EDINBURG – Researchers from the science journal Environmental Chemistry Letters recently discovered microplastic contents in cloud water in Japan, signaling the rise of microplastic pollution in oceans and rivers throughout the world.
The two key plastics investigated, polyethylene terephthalate and polypropylene, the former of which comprises items like plastic water bottles and synthetic fibers, were detected over Mt. Fuji and Mt. Oyama.
The findings of the research have led marine biologists to evaluate the effects of microplastic pollution on not just the environment, but on people’s bodies.
Wesley Franklin, a fish scientist who previously conducted a study on microplastics in the resacas of the Rio Grande Valley, said that microplastics in small organisms can have big impacts on a larger scale.
“Once they accumulate so much, it starts to not only get in their stomachs, but it’ll pass that stomach skin barrier and get into their muscle tissue,” Franklin said. “So, if this goes on for another 50 to 100 years and humans start to get microplastics in their systems, it could have lots of carcinogenic effects.”

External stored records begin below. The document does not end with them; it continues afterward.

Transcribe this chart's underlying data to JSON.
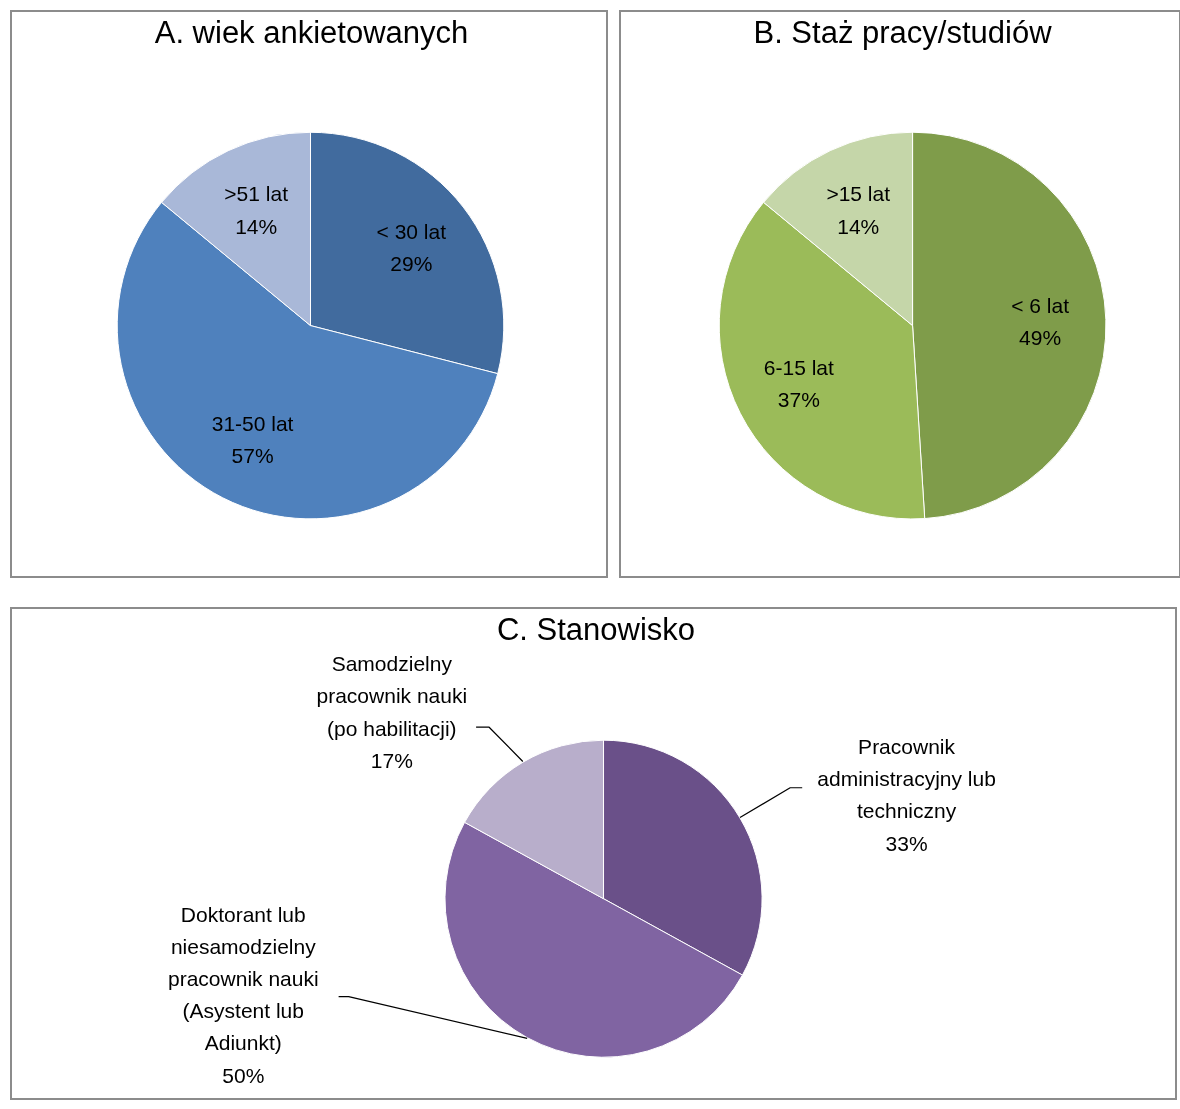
{
  "chart_data": [
    {
      "type": "pie",
      "title": "A. wiek ankietowanych",
      "categories": [
        "< 30 lat",
        "31-50 lat",
        ">51 lat"
      ],
      "values": [
        29,
        57,
        14
      ],
      "colors": [
        "#416b9e",
        "#4f81bd",
        "#a9b8d8"
      ],
      "value_labels": [
        "29%",
        "57%",
        "14%"
      ]
    },
    {
      "type": "pie",
      "title": "B. Staż pracy/studiów",
      "categories": [
        "< 6 lat",
        "6-15 lat",
        ">15 lat"
      ],
      "values": [
        49,
        37,
        14
      ],
      "colors": [
        "#7f9c4a",
        "#9bbb59",
        "#c5d6a9"
      ],
      "value_labels": [
        "49%",
        "37%",
        "14%"
      ]
    },
    {
      "type": "pie",
      "title": "C. Stanowisko",
      "categories": [
        "Pracownik administracyjny lub techniczny",
        "Doktorant lub niesamodzielny pracownik nauki (Asystent lub Adiunkt)",
        "Samodzielny pracownik nauki (po habilitacji)"
      ],
      "values": [
        33,
        50,
        17
      ],
      "colors": [
        "#6a5089",
        "#8064a2",
        "#b8aecb"
      ],
      "value_labels": [
        "33%",
        "50%",
        "17%"
      ]
    }
  ]
}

Hudson Deyoe, associate director for the School of Earth, Environmental and Marine Sciences, has spent his 20-plus year career looking in-depth at biotic life and its contributions to the nutritional health of South Texas’ water.
Deyoe said as things stands right now, pollutants in South Texas water have yet to make a larger impact on the overall environment of the region.
“There is of course the Rio Grande, which I spent quite a bit of time recently looking at,” Deyoe said. “The river is actually in reasonably good shape, given the amount of people that use the river and put things in the river.”
Deyoe added people can help keep water clean by being involved in their local aquatic ecosystems and helping with plastic and trash cleanup in places such as South Padre Island.